Bake the cakes for 35 to 38 minutes, or until a cake tester inserted into the center comes out clean. Cool the cakes in the pans for 15 minutes, then turn them out of the pans to cool completely on a rack.
Make the filling: Combine the chocolate and cream in a microwave-safe bowl, and heat for one minute until the cream is hot, and the chocolate is soft. If necessary, heat again in 15 second increments. Stir to melt the chocolate completely, reheating very briefly if necessary. Add the liqueur and stir to mix well. Set aside until it cools and thickens (if you use it immediately, your cake layers will slip and slide). You can hasten the cooling by putting the bowl in the fridge but remember to check it often and to give it a good stir before you use it on the cake.

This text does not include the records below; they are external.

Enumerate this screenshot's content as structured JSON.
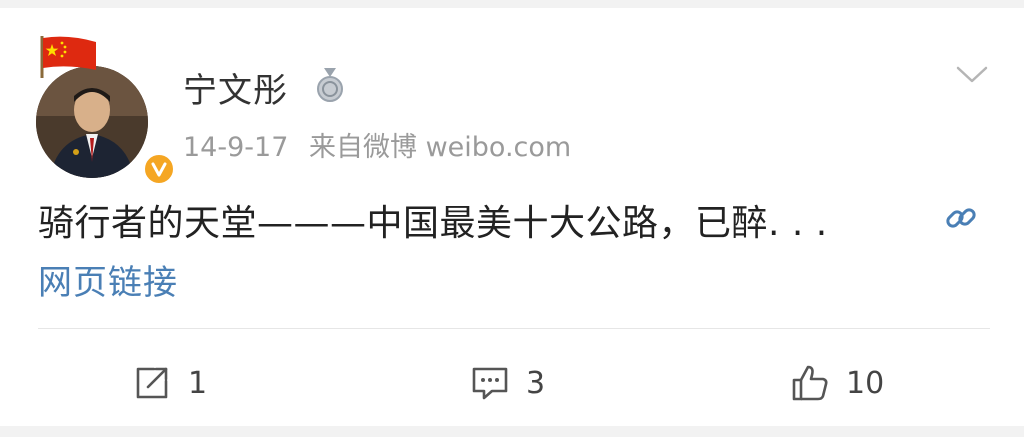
{
  "post": {
    "username": "宁文彤",
    "date": "14-9-17",
    "source": "来自微博 weibo.com",
    "text": "骑行者的天堂———中国最美十大公路，已醉. . .",
    "link_label": "网页链接"
  },
  "actions": {
    "repost_count": "1",
    "comment_count": "3",
    "like_count": "10"
  },
  "colors": {
    "link": "#4a7fb5",
    "verified": "#f5a623",
    "meta_text": "#9a9a9a"
  },
  "icons": {
    "flag": "china-flag-icon",
    "verified": "verified-badge-icon",
    "medal": "medal-icon",
    "chevron": "chevron-down-icon",
    "link": "link-icon",
    "repost": "repost-icon",
    "comment": "comment-icon",
    "like": "thumbs-up-icon"
  }
}
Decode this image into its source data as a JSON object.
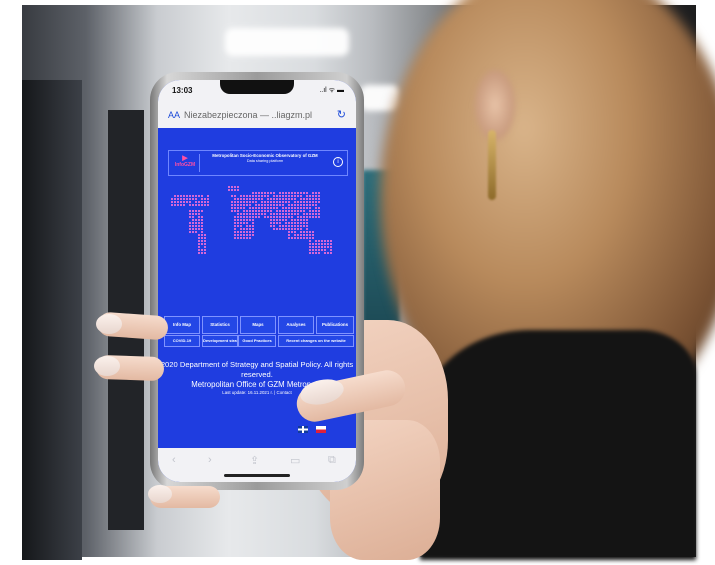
{
  "status_bar": {
    "time": "13:03",
    "signal": "..ıl ᯤ ▬"
  },
  "address_bar": {
    "aa": "AA",
    "url": "Niezabezpieczona — ..liagzm.pl",
    "reload": "↻"
  },
  "site_header": {
    "logo_text": "InfoGZM",
    "title": "Metropolitan Socio-Economic Observatory of GZM",
    "subtitle": "Data sharing platform",
    "info_glyph": "i"
  },
  "nav_buttons": [
    "Info Map",
    "Statistics",
    "Maps",
    "Analyses",
    "Publications"
  ],
  "sub_buttons": [
    "COVID-19",
    "Development strategy",
    "Good Practices",
    "Recent changes on the website"
  ],
  "footer": {
    "line1": "2020 Department of Strategy and Spatial Policy. All rights reserved.",
    "line2": "Metropolitan Office of GZM Metropolis",
    "last_update": "Last update: 16.11.2021 r. | Contact"
  },
  "colors": {
    "site_bg": "#1f3de0",
    "accent": "#ff4fa4",
    "map_dots": "#d468d8"
  },
  "toolbar_icons": [
    "back-icon",
    "forward-icon",
    "share-icon",
    "bookmarks-icon",
    "tabs-icon"
  ]
}
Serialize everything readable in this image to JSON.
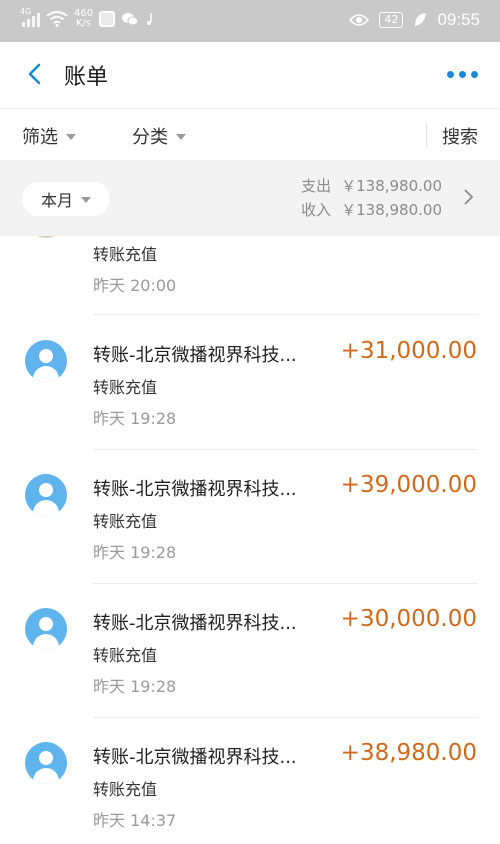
{
  "status_bar": {
    "network": "4G",
    "speed_value": "460",
    "speed_unit": "K/s",
    "battery": "42",
    "time": "09:55"
  },
  "header": {
    "title": "账单"
  },
  "filters": {
    "filter_label": "筛选",
    "category_label": "分类",
    "search_label": "搜索"
  },
  "summary": {
    "month_label": "本月",
    "expense_label": "支出",
    "expense_value": "￥138,980.00",
    "income_label": "收入",
    "income_value": "￥138,980.00"
  },
  "transactions": [
    {
      "name": "",
      "amount": "",
      "subtitle": "转账充值",
      "time": "昨天  20:00"
    },
    {
      "name": "转账-北京微播视界科技...",
      "amount": "+31,000.00",
      "subtitle": "转账充值",
      "time": "昨天  19:28"
    },
    {
      "name": "转账-北京微播视界科技...",
      "amount": "+39,000.00",
      "subtitle": "转账充值",
      "time": "昨天  19:28"
    },
    {
      "name": "转账-北京微播视界科技...",
      "amount": "+30,000.00",
      "subtitle": "转账充值",
      "time": "昨天  19:28"
    },
    {
      "name": "转账-北京微播视界科技...",
      "amount": "+38,980.00",
      "subtitle": "转账充值",
      "time": "昨天  14:37"
    }
  ],
  "colors": {
    "accent": "#1a8ad6",
    "amount": "#cf6a1c",
    "avatar": "#5fb4ee",
    "status_bar": "#c9c9c9"
  }
}
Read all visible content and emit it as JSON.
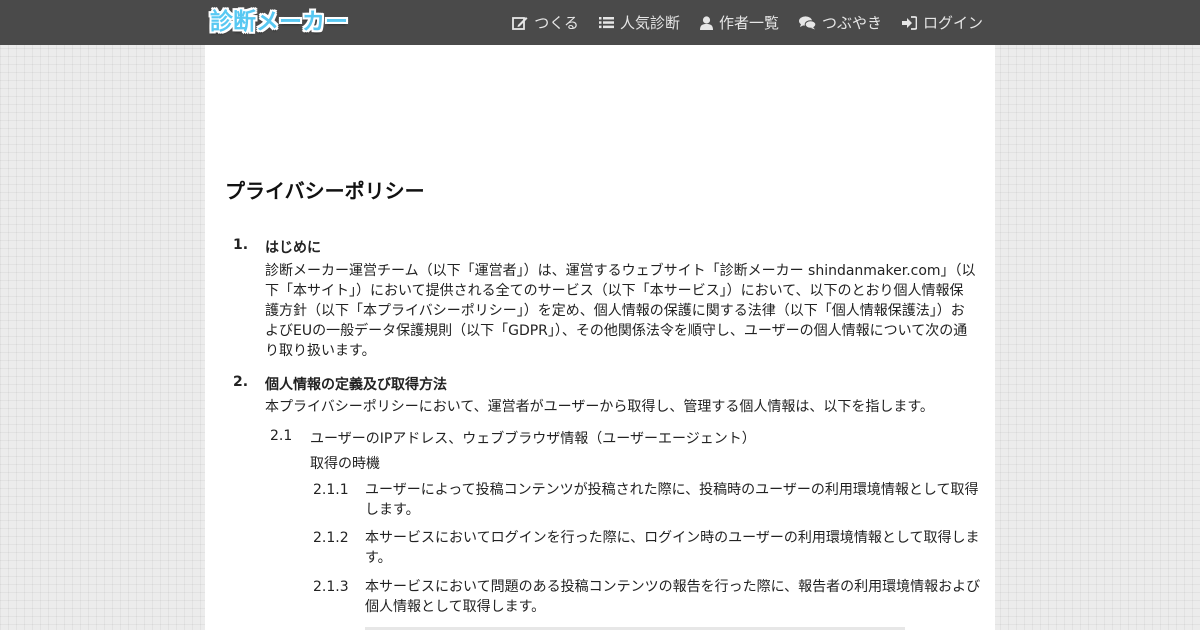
{
  "header": {
    "logo_text": "診断メーカー",
    "nav": [
      {
        "label": "つくる",
        "icon": "edit-icon"
      },
      {
        "label": "人気診断",
        "icon": "list-icon"
      },
      {
        "label": "作者一覧",
        "icon": "user-icon"
      },
      {
        "label": "つぶやき",
        "icon": "comments-icon"
      },
      {
        "label": "ログイン",
        "icon": "sign-in-icon"
      }
    ]
  },
  "page": {
    "title": "プライバシーポリシー",
    "sections": [
      {
        "number": "1.",
        "heading": "はじめに",
        "lines": [
          "診断メーカー運営チーム（以下「運営者」）は、運営するウェブサイト「診断メーカー shindanmaker.com」（以",
          "下「本サイト」）において提供される全てのサービス（以下「本サービス」）において、以下のとおり個人情報保",
          "護方針（以下「本プライバシーポリシー」）を定め、個人情報の保護に関する法律（以下「個人情報保護法」）お",
          "よびEUの一般データ保護規則（以下「GDPR」）、その他関係法令を順守し、ユーザーの個人情報について次の通",
          "り取り扱います。"
        ]
      },
      {
        "number": "2.",
        "heading": "個人情報の定義及び取得方法",
        "intro": "本プライバシーポリシーにおいて、運営者がユーザーから取得し、管理する個人情報は、以下を指します。",
        "sub": {
          "number": "2.1",
          "text": "ユーザーのIPアドレス、ウェブブラウザ情報（ユーザーエージェント）",
          "timing_label": "取得の時機",
          "items": [
            {
              "number": "2.1.1",
              "lines": [
                "ユーザーによって投稿コンテンツが投稿された際に、投稿時のユーザーの利用環境情報として取得",
                "します。"
              ]
            },
            {
              "number": "2.1.2",
              "lines": [
                "本サービスにおいてログインを行った際に、ログイン時のユーザーの利用環境情報として取得しま",
                "す。"
              ]
            },
            {
              "number": "2.1.3",
              "lines": [
                "本サービスにおいて問題のある投稿コンテンツの報告を行った際に、報告者の利用環境情報および",
                "個人情報として取得します。"
              ]
            }
          ]
        }
      }
    ]
  }
}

Using a sharp, long, serrated knife, divide the cooled cakes in half horizontally, to make four layers. Place one layer on a serving plate, and spread with a third of the filling. Repeat with the next two layers. Top with the final cake layer.
Make the glaze: Combine the chocolate and cream in a microwave-safe bowl, and heat for one minute until the cream is hot, and the chocolate is soft. If necessary, heat again in 15 second increments. Stir to melt the chocolate completely, reheating very briefly if necessary. Pour over the cake immediately and spread the glaze over the top of the cake with an offset spatula, letting it drip over the edges and down the sides. Once it’s done dripping, you may smooth the sides with the spatula, if desired. If you want to add some decorations on the top (like I did with the malted milk balls in the photos above), add them now, before the glaze fully sets. Allow the cake to rest, covered with a cake cover (or a big turned-over bowl) till the chocolate is set; overnight is good, though several hours are sufficient.